Rodi Diane J, Mandava Suneeta, Makowski Lee
Combinatorial Biology Unit, Biosciences Division, Argonne National Laboratory, 9700 South Cass Avenue, Argonne, IL 60439, USA.
Bioinformatics. 2004 Dec 12;20(18):3481-9. doi: 10.1093/bioinformatics/bth432. Epub 2004 Jul 29.
Multiple alignments of proteins are an effective way of identifying conserved amino acids that provide clues to functional relationships among proteins. Quantitation of the abundances of amino acids found at each position in a sequence motif can provide a basis for understanding the structural and functional constraints at each point. Distribution of information across a motif has been used previously, but the non-intuitive nature of the analysis has limited its impact.
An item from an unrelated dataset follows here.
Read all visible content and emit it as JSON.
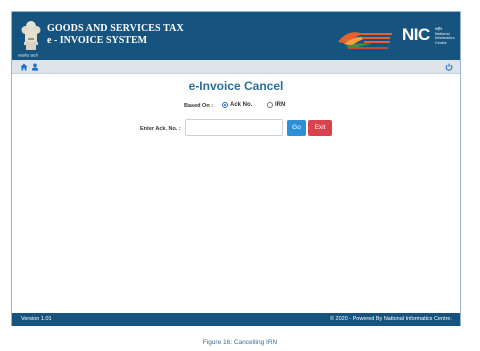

Here, we introduce a quantitative measure of amino acid sequence diversity (DIVAA) that has a simple, intuitive meaning. Diversity, as a measure of sequence conservation or variation, is inextricably linked to the probability of selecting identical pairs from a distribution. We demonstrate its utility through the analysis of four populations: ATP-binding P-loops, hypervariable domains of kappa light chains, signal sequences, and the N- and C- termini of proteins. DIVAA provides a simple means to generate hypotheses concerning the contribution of individual residues to the functional and evolutionary relationships among proteins.
Access to DIVAA software is available at RELIC (http://relic.bio.anl.gov).
蛋白质的多序列比对是识别保守氨基酸的有效方法,这些保守氨基酸为蛋白质之间的功能关系提供线索。对序列基序中每个位置发现的氨基酸丰度进行定量,可以为理解每个位点的结构和功能限制提供基础。信息在基序中的分布此前已被使用,但分析的非直观性质限制了其影响。
在这里,我们引入了一种氨基酸序列多样性的定量度量(DIVAA),它具有简单、直观的含义。作为序列保守性或变异性的度量,多样性与从分布中选择相同对的概率有着千丝万缕的联系。我们通过对四个群体的分析证明了它的实用性:ATP结合P环、κ轻链的高变区、信号序列以及蛋白质的N端和C端。DIVAA提供了一种简单的方法来生成关于单个残基对蛋白质之间功能和进化关系贡献的假设。